In India and the Himilayas it is considered a medicine as well as a food, and it is used in the treatment of inflammation, enlargement of the spleen, stomach pain, as a general tonic, and large amounts are considered to be diuretic and laxative. I can confirm the last bit…
The crushed leaf juice is mixed with mustard oil and used in cases of ear ache.
The oil works as a solvent breaking up waxy build up and creating heat and temporary swelling that squeezes the plug making it thinner. The ear canal later shrinks and widens allowing the plug to slip free and dislodge while at the same time the leaf juice has antibiotic effects killing infection.
Really quite clever but something I haven’t personally had the need to try, so can’t recommend.

The fruit ripe to yellow or purple depending on the temperature and local conditions. Sometimes they stay green especially in winter, and in that case it is best to wait till they start to wrinkle if you want the best flavour.
Eating too many fully unripe green ones can give you a belly ache, just like apples and stone fruit do, but they don’t have this effect if cooked.

The calyx or husk is just slid off and you can then add them to salads dips and salsas.
They are awesome in curries, soups, pasta sauce and on pizzas they give a really nice cherry tomato type flavour explosion.
When camping they are a real favourite of mine and what I do is just cover the campfire with a bit of sand then wack the whole unpeeled fruit on top.
I then go fishing , foraging, have a nap or whatever, and in a few hours they are all melty, and they taste just like smoky sundried tomatoes. Just awesome!
The calyx or husk bit is like built in aluminium foil and it protects them from the flies, dirt, ash and sand.
Pretty cool hey!

Even cooler the juice contains ~24.5mg per 100ml of juice so snacking on these fellas is certain to keep scurvy at bay if you ever get lost out in the scrub.
Just don’t get them mixed up with things like Shoofly plant.
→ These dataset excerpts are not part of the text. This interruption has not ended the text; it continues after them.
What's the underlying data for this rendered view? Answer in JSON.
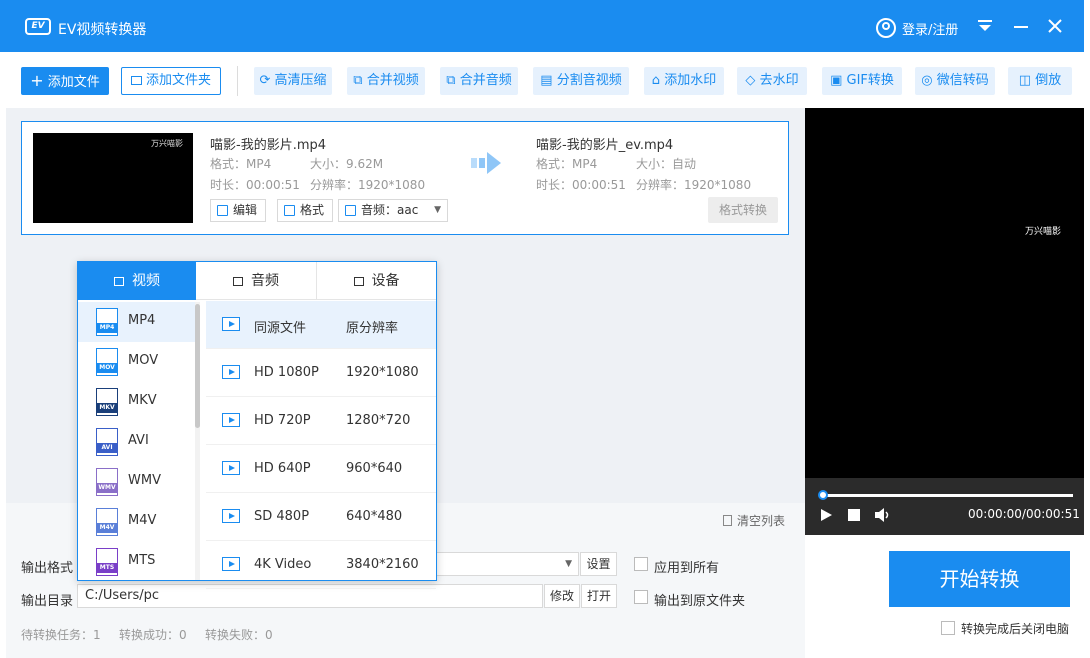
{
  "window": {
    "logo_text": "EV",
    "title": "EV视频转换器",
    "login": "登录/注册"
  },
  "toolbar": {
    "add_file": "添加文件",
    "add_folder": "添加文件夹",
    "tools": [
      "高清压缩",
      "合并视频",
      "合并音频",
      "分割音视频",
      "添加水印",
      "去水印",
      "GIF转换",
      "微信转码",
      "倒放"
    ]
  },
  "file": {
    "watermark": "万兴喵影",
    "src_name": "喵影-我的影片.mp4",
    "src_format": "格式：MP4",
    "src_size": "大小：9.62M",
    "src_duration": "时长：00:00:51",
    "src_resolution": "分辨率：1920*1080",
    "dst_name": "喵影-我的影片_ev.mp4",
    "dst_format": "格式：MP4",
    "dst_size": "大小：自动",
    "dst_duration": "时长：00:00:51",
    "dst_resolution": "分辨率：1920*1080",
    "edit": "编辑",
    "format": "格式",
    "audio": "音频：aac",
    "convert_format": "格式转换"
  },
  "panel": {
    "tabs": [
      "视频",
      "音频",
      "设备"
    ],
    "formats": [
      "MP4",
      "MOV",
      "MKV",
      "AVI",
      "WMV",
      "M4V",
      "MTS"
    ],
    "format_colors": [
      "#1a8cf0",
      "#1a8cf0",
      "#1a3f7a",
      "#3a5fc8",
      "#8a6fc8",
      "#5a7fd8",
      "#7a3fc8"
    ],
    "resolutions": [
      {
        "name": "同源文件",
        "value": "原分辨率"
      },
      {
        "name": "HD 1080P",
        "value": "1920*1080"
      },
      {
        "name": "HD 720P",
        "value": "1280*720"
      },
      {
        "name": "HD 640P",
        "value": "960*640"
      },
      {
        "name": "SD 480P",
        "value": "640*480"
      },
      {
        "name": "4K Video",
        "value": "3840*2160"
      }
    ]
  },
  "bottom": {
    "clear_list": "清空列表",
    "output_format_label": "输出格式",
    "settings": "设置",
    "apply_all": "应用到所有",
    "output_dir_label": "输出目录",
    "output_dir": "C:/Users/pc",
    "modify": "修改",
    "open": "打开",
    "output_to_source": "输出到原文件夹",
    "pending": "待转换任务：1",
    "success": "转换成功：0",
    "failed": "转换失败：0",
    "start": "开始转换",
    "shutdown": "转换完成后关闭电脑"
  },
  "player": {
    "watermark": "万兴喵影",
    "time": "00:00:00/00:00:51",
    "progress": 0
  }
}
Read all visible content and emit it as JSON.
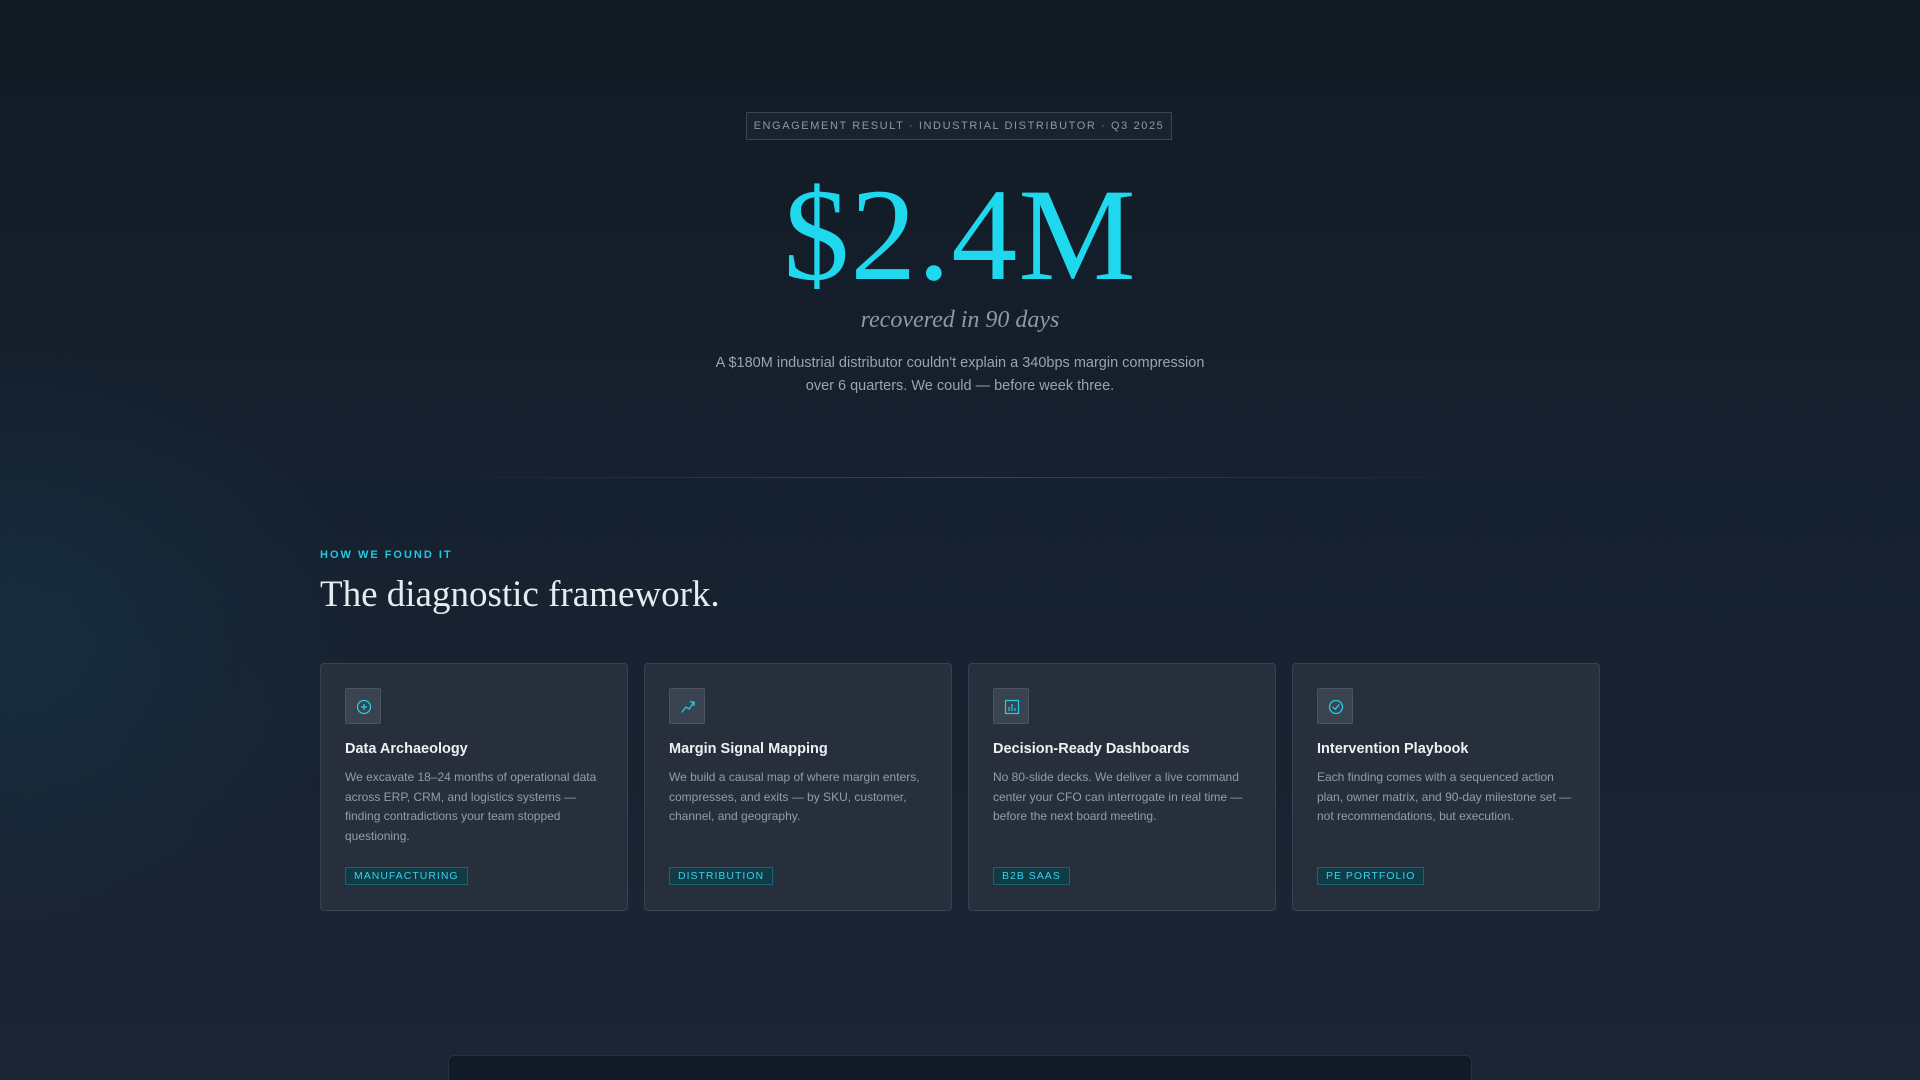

They are super easy to grow, like I say, some folks consider them a pretty major weed.
BUT, they have a high level of natural dormancy and they germinate over a long period of time.
These are not a domesticated species and for that reason germination may take anywhere from a week to a year.

For me here the average is a couple in the first fortnight, then the rest every time it rains for the next couple months.
I average 70-100% total germination.
In my studies GA3 and Smoke treatment both have a positive but inconstant effect lowering germination times considerably, but also lowering the overall germination % too.
Using them I get only 20-60% sprout, but it only takes a couple weeks normally.
If you are in a hurry and only need a few plants it is well worth a thought, but yeah, I can’t really offer a standardised “always works” recipe, as these fellas are still very feral and I never use those methods these days. I just did a few tests out of curiosity a few years back.

Planted as is untreated, just in the surface of a large pot of sandy soil, the majority will always germinate eventually and with a big packet of seeds like this you can’t really go wrong.

Grown by me and the Mrs organically, no chems, no nasties, no dramas!!!!!!